O Tubérculo
Um filme de família
Por Vitor Velloso
Durante a Mostra de Cinema de Tiradentes 2024
Em um encontro de memória, entidades e um caráter mítico que transborda na representação de “O Tubérculo”, o filme de Lucas Camargo de Barros e Nicolas Thomé Zetune, exibido na Mostra Aurora da 27a Edição da Mostra de Cinema de Tiradentes, traduz um caráter experimental que é típico da Aurora, procurando digressões na encenação, na montagem e especialmente em uma fotografia de Super 8 que é tanto um cinema familiar quanto uma jornada hermética pela trajetória de seu protagonista.
O anúncio místico da necessidade de um retorno, promove o caráter dúbio da realidade concreta do que vemos na tela do cinema. Nesse sentido, o filme procura transitar entre uma realidade material e as projeções dos dramas ali envolvidos, mesmo que sem nunca expor exatamente qual a objetividade de algumas sequências que procuram pincelar a personalidade do personagem central. Por outro lado, “O Tubérculo” é um constante exercício de transição, isso porque para além da projeção e da materialidade, existe um esforço de encontrar uma musicalidade na narrativa, normalmente em sequências onde existe um caráter espiritual envolvido. E talvez esse seja o entrave que o filme tenha dificuldade em superar, ter a consciência de onde partem e para onde vão esses dois universos que parecem coexistir o tempo inteiro. De alguma forma, é como se uma áurea espectral pairasse diante de toda a construção, por outro, existem inúmeras tomadas que procuram contextualizar a região, em forma de repetição cotidiana, onde seguimos um objeto específico, por caminhos particulares, mais de uma vez.

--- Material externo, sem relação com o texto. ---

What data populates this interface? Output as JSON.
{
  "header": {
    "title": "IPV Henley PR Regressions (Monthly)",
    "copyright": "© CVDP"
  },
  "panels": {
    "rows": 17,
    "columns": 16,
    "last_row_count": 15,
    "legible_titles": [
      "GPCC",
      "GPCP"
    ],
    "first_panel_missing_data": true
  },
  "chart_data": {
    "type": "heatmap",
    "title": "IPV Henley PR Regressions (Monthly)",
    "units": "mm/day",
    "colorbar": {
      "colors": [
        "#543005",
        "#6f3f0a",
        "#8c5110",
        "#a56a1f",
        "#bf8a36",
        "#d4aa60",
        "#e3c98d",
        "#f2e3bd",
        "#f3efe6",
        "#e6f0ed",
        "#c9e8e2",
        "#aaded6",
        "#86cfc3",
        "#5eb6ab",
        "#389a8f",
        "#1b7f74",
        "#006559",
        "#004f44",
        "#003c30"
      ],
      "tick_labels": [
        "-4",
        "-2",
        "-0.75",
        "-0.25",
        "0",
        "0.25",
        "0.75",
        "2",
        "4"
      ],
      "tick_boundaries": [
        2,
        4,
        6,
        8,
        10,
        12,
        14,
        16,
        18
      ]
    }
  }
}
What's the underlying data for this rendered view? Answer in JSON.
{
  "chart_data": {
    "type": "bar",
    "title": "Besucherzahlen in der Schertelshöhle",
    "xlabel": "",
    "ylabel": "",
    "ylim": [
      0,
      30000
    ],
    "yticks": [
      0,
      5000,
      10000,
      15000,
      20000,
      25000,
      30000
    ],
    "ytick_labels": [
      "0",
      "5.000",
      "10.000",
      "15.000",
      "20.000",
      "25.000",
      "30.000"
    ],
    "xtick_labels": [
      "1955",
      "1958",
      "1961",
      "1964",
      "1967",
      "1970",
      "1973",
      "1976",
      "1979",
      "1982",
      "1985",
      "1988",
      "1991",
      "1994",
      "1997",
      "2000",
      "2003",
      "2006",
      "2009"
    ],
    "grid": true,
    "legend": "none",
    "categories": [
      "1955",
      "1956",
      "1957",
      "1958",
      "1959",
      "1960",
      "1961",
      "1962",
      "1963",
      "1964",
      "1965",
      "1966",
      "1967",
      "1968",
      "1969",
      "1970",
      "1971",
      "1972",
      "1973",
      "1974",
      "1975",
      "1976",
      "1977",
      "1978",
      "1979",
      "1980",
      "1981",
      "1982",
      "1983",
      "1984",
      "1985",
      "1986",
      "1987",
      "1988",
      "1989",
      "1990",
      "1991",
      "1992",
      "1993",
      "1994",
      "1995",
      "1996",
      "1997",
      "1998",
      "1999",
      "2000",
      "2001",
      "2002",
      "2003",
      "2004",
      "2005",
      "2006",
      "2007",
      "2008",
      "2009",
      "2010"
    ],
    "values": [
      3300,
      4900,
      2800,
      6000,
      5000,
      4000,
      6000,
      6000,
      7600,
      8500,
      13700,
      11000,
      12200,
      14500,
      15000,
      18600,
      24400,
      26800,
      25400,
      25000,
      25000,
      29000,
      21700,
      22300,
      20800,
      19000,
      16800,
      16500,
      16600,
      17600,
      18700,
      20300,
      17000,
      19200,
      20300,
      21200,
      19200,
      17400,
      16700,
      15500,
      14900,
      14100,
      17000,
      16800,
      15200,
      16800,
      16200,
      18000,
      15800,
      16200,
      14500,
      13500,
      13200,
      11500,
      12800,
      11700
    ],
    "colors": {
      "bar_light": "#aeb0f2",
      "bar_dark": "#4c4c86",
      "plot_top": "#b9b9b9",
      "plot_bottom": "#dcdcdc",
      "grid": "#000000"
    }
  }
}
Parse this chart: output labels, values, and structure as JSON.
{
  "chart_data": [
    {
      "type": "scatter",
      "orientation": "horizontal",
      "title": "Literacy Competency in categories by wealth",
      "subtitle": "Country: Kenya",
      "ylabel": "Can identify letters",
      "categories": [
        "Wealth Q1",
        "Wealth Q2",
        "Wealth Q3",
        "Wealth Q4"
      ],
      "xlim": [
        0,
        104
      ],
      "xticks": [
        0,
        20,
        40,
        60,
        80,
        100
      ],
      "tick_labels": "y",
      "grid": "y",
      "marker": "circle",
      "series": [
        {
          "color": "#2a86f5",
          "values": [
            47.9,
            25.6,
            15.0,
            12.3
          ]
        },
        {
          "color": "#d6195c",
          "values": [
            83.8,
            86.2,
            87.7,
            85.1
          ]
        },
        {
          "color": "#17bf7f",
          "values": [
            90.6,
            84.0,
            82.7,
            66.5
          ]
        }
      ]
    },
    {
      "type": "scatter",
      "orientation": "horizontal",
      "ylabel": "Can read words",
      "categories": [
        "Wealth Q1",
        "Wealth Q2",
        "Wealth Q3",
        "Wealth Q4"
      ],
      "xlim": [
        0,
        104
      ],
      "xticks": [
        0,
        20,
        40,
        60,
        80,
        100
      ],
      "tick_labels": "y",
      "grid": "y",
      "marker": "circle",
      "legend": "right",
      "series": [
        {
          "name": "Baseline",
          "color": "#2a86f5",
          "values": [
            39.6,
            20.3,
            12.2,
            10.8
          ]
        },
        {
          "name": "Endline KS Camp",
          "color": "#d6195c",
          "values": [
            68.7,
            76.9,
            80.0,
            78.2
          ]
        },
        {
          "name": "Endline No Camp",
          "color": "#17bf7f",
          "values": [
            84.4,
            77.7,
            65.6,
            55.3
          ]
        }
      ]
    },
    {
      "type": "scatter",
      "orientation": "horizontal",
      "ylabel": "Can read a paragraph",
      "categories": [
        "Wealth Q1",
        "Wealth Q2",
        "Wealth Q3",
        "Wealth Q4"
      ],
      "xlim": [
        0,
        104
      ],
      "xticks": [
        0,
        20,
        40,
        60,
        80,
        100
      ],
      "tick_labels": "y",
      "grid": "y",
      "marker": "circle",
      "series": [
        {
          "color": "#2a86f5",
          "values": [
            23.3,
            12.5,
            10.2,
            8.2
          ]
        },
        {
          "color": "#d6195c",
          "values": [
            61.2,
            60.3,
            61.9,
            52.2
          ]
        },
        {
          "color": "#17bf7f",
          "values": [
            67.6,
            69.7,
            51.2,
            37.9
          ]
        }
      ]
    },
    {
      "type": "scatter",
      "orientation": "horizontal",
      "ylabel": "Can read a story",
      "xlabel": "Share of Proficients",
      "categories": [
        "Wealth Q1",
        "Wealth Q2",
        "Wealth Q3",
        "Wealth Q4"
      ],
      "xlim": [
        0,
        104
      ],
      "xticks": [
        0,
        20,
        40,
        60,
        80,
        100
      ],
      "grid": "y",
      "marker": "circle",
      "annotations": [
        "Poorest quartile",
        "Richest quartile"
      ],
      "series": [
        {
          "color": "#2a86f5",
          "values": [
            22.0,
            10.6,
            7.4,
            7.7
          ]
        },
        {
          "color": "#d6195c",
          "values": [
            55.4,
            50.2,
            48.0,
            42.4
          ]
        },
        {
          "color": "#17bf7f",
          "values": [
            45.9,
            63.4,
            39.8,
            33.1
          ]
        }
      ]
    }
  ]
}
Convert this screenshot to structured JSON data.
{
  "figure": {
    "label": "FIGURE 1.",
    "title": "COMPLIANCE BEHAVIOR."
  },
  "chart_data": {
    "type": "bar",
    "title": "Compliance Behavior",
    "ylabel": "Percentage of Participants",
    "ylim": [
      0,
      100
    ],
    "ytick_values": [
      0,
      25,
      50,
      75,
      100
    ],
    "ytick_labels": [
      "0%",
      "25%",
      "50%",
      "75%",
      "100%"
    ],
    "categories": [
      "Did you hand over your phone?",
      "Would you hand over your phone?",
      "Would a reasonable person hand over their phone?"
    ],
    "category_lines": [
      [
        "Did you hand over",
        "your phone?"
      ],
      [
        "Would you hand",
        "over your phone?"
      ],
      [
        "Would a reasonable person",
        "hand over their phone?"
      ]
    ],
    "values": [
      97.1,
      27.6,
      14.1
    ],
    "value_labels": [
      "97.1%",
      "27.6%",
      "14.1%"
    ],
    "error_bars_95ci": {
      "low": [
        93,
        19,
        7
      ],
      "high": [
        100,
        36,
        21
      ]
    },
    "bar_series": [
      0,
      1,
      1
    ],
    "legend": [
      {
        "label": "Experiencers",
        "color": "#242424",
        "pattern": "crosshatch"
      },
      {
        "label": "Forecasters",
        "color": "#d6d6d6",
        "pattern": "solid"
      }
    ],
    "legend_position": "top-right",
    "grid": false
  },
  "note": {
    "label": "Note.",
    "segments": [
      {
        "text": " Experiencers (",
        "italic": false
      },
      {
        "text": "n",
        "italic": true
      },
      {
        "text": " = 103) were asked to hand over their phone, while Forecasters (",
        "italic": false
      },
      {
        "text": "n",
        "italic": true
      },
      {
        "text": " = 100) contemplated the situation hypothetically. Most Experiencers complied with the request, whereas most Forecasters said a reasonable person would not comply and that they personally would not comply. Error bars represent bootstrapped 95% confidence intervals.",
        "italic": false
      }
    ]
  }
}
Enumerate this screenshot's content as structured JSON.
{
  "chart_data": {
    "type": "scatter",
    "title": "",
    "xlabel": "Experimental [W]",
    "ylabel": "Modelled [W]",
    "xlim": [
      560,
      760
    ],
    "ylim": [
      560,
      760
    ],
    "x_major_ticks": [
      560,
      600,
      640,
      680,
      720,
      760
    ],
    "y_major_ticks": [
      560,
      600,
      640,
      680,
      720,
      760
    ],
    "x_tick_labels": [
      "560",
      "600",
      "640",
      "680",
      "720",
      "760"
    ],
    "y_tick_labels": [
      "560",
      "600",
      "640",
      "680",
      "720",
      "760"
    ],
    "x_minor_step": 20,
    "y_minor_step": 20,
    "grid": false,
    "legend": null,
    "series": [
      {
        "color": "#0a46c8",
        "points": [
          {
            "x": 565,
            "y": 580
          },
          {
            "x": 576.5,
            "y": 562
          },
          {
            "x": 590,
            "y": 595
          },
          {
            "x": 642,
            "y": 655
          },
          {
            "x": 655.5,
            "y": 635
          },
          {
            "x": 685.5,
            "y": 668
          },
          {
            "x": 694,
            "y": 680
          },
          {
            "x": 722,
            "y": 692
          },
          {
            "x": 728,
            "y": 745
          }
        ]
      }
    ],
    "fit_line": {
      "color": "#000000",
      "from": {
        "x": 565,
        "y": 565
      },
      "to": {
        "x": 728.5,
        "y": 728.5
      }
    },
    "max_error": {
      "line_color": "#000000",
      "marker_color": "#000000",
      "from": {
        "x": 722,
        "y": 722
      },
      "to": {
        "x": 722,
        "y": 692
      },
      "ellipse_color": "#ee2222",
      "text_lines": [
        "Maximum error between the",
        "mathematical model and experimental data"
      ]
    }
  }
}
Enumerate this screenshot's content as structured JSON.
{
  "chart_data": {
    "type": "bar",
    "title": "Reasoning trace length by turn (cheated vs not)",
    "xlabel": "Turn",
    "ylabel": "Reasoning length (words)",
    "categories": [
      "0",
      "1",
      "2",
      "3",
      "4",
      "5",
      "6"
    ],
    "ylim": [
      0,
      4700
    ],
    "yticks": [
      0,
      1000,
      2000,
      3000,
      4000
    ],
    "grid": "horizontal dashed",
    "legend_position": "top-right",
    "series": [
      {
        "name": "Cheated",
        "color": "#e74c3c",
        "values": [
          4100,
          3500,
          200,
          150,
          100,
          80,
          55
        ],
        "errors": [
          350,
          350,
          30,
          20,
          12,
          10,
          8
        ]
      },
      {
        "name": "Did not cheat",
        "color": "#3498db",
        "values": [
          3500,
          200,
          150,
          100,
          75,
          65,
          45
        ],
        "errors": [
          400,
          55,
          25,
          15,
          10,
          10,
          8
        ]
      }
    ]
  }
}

Nesse transe “O Tubérculo” soa indeciso, ou sem um propósito para além da linguagem, pois justamente por não conseguir um ponto fixo para sua representação, essa frequente transição bambeia. Mesmo que isso implique em momentos interessantes, como o plano do cavalo voando ou a postura de assumir uma espécie de ironia quanto ao próprio filme, no diálogo entre os dois homens na natureza. Mas parte desse funcionamento, está na fotografia, assinada por Rodrigo Sousa e Sousa e Rafael Neri Martins Ferreira, que conseguem criar uma ambientação tão íntima, quanto macabra e cômica, fazendo com que o projeto possua uma multifacetação dentro de uma narrativa que tem essa proposta patológica-familiar.
Uma característica pouco programática e que adiciona um ar distinto para o longa, é que existe um reforço constante de uma certa identidade cultural, seja através dos planos regionais ou pela música, criando uma ambientação que não se permite estancar pelo assunto particularmente mórbido e trágico (ainda que os diretores assumam tratar-se de um “filme feliz”). Outro traço de “O Tubérculo” é sua obsessão por animais, urubus e cavalos especialmente, o que reforça um ponto de apoio do projeto nesse caráter mítico de algumas passagens, funcionando como uma espécie de observadores passivos, permitindo analogias com parte do desenvolvimento do filme, e claro, a passagens das três advogadas que “profetizam” ao mesmo tempo uma diretriz dessa estrutura narrativa. Essa estrutura com características próprias de uma “mitologização”, permanece majoritariamente em um campo epistemológico, transitando nessa campo de reflexões e ideias, sem conseguir exatamente uma passagem para a ontologia, e esse é o entrave do filme. Pois quanto mais avançamos na progressão e não vemos um objetivo concreto nesse campo de imagens, com caráter épico em determinados momentos, mais nos perdemos em um campo de linguagens que pouco tem a oferecer como proposição de debate em si. Talvez por essa razão, a recepção do projeto foi tão dividida após a exibição na Tenda. É muito menos sobre a possibilidade de interpretação e mais sobre uma articulação limitada entre os universos que são apresentados.
De alguma forma, “O Tubérculo” procura ser um longa inventivo em sua forma e, sem dúvida, marca presença pela sua produção ter sido realizada em Super 8. Contudo, a permissividade hermética, com sua lógica epistemológica, faz com que exista uma certa inacessibilidade desse “filme feliz” que está diante do espectador. E quanto mais refletimos sobre a obra, mais nebulosa ele parece, estancando as sensações de que há uma trilha sendo formulada e permitindo que possamos intuir que há um fluxo instável de ideias perpassando a tela.